In recent years, Oxford has become a leading provider of online reusable learning and teaching resources in the UK. It has now released over 2800 podcasts with Creative Commons licences through iTunes U and the University of Oxford Podcasts website. This number is swelled by several thousand resources of other types in openly licensed collections such as The Great War Archive and Great Writers Inspire. However, until recently we had yet to investigate how OER fit into teaching and learning in the University.
In early 2013 the Education Enhancement team and the Department of Education were jointly commissioned to do just that. However, we quickly became caught up in the burgeoning literature on openness and decided to expand our research to explore the relationship between open educational practice and the academic culture of Oxford. Our aim was to use this broader context in order to illuminate the factors that might be conducive (or otherwise!) to greater uptake of OER in teaching and learning at the University.
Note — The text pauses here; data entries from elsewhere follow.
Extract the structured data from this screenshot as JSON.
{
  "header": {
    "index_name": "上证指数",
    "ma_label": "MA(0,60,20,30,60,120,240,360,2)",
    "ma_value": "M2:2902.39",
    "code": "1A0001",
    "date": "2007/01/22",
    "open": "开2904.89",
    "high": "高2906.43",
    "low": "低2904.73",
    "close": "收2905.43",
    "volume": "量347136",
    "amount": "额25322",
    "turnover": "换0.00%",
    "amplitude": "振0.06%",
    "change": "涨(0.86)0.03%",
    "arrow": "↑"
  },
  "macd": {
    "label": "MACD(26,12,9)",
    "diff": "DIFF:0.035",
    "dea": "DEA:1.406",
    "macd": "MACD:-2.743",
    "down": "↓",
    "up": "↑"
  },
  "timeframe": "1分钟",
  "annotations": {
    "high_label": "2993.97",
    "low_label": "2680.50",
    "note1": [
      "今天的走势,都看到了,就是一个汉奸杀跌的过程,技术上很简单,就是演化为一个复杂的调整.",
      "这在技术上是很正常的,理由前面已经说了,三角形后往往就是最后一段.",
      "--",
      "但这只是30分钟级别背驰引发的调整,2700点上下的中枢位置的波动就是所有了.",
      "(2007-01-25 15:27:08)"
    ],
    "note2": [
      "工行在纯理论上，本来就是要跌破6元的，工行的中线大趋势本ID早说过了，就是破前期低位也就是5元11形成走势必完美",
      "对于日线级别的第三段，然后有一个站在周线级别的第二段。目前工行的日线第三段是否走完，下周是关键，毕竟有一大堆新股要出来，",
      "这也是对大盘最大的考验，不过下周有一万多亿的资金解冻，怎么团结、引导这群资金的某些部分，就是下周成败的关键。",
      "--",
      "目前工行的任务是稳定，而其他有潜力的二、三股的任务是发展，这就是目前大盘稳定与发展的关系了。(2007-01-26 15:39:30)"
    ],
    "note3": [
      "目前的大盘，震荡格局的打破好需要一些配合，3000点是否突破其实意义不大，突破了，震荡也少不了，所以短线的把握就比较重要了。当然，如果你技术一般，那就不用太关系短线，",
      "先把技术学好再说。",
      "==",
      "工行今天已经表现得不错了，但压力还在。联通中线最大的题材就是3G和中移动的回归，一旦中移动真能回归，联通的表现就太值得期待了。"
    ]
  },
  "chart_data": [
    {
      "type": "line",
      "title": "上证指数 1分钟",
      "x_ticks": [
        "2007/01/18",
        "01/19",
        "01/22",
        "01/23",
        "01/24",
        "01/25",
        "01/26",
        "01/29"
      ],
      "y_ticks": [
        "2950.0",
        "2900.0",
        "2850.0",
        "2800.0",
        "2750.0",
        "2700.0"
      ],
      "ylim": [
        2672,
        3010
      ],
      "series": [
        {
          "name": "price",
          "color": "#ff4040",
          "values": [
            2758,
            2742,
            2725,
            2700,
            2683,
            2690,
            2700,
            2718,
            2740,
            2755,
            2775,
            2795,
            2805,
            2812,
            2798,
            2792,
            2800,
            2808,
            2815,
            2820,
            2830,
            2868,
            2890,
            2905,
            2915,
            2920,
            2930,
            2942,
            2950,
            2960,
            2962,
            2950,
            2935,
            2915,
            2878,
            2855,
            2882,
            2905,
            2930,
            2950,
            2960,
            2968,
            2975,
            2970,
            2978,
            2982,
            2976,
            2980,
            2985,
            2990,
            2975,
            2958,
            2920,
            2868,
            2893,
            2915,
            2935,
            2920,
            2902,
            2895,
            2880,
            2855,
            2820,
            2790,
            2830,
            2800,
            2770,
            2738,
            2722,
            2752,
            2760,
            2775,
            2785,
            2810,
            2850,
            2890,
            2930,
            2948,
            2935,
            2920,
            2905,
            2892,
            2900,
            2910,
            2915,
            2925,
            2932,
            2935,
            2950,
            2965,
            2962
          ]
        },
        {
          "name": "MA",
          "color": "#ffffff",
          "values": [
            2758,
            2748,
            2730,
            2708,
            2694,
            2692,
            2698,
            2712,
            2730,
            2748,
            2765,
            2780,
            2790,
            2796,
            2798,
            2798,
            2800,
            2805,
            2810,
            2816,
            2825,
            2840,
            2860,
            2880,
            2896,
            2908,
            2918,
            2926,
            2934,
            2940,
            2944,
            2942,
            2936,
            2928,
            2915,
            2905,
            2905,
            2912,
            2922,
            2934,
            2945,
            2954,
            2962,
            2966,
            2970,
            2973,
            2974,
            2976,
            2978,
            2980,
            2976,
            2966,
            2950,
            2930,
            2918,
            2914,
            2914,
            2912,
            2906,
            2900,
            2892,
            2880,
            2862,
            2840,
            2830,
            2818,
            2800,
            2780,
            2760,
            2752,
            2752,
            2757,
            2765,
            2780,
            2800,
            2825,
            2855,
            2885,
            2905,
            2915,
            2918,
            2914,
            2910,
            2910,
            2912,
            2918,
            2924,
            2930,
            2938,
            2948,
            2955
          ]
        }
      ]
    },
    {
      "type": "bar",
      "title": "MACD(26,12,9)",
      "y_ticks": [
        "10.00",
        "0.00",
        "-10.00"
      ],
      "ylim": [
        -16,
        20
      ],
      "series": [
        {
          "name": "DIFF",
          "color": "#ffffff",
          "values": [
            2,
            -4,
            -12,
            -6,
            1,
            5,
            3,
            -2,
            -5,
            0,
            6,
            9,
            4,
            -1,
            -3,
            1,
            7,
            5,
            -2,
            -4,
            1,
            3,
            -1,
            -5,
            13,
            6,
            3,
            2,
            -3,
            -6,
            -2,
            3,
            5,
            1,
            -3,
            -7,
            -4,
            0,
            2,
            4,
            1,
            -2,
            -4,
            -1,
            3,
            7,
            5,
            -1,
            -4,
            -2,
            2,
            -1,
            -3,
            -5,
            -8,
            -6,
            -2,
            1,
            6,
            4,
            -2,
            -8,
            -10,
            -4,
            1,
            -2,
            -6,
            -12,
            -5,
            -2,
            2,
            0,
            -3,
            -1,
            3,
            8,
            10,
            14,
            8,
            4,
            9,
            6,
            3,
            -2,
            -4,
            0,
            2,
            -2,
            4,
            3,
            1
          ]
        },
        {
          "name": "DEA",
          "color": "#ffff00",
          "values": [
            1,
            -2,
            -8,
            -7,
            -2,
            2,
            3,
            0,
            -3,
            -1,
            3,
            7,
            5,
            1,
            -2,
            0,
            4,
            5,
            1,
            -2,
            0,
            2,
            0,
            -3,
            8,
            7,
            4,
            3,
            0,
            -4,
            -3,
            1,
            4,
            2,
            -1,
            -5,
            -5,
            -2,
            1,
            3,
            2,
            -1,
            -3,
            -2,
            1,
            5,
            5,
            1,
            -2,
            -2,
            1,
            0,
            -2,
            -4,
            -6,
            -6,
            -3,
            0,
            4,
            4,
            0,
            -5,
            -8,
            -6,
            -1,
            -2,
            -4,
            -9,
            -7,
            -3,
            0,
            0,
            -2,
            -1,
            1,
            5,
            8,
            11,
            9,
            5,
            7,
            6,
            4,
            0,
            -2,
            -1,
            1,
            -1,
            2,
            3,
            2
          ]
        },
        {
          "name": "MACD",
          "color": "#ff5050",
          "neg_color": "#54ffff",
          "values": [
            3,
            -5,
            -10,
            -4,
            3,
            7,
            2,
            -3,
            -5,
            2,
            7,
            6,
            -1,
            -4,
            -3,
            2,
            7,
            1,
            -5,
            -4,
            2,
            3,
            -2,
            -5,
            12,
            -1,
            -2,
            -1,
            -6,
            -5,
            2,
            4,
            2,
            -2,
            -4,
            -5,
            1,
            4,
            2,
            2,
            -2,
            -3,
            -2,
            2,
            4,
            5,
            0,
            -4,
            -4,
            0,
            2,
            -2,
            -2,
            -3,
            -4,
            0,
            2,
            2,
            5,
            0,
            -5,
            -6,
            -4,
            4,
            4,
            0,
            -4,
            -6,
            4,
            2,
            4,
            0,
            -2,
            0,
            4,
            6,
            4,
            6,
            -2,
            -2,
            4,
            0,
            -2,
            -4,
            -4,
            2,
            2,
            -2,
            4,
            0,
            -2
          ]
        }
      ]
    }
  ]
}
In all we have conducted 14 interviews with teaching staff and three with representatives from other stakeholder groups with an interest in supporting open practices, including a learning technologist and a librarian. We’re currently writing up our findings and expect to publish them in April.
In the meantime, we leave you to ponder how far you agree with the following two statements about openness which we put to our interviewees:
- ‘The world’s knowledge is a public good and all people should have free access to it.’
- ‘Open sharing of knowledge is at the heart of the academic process.’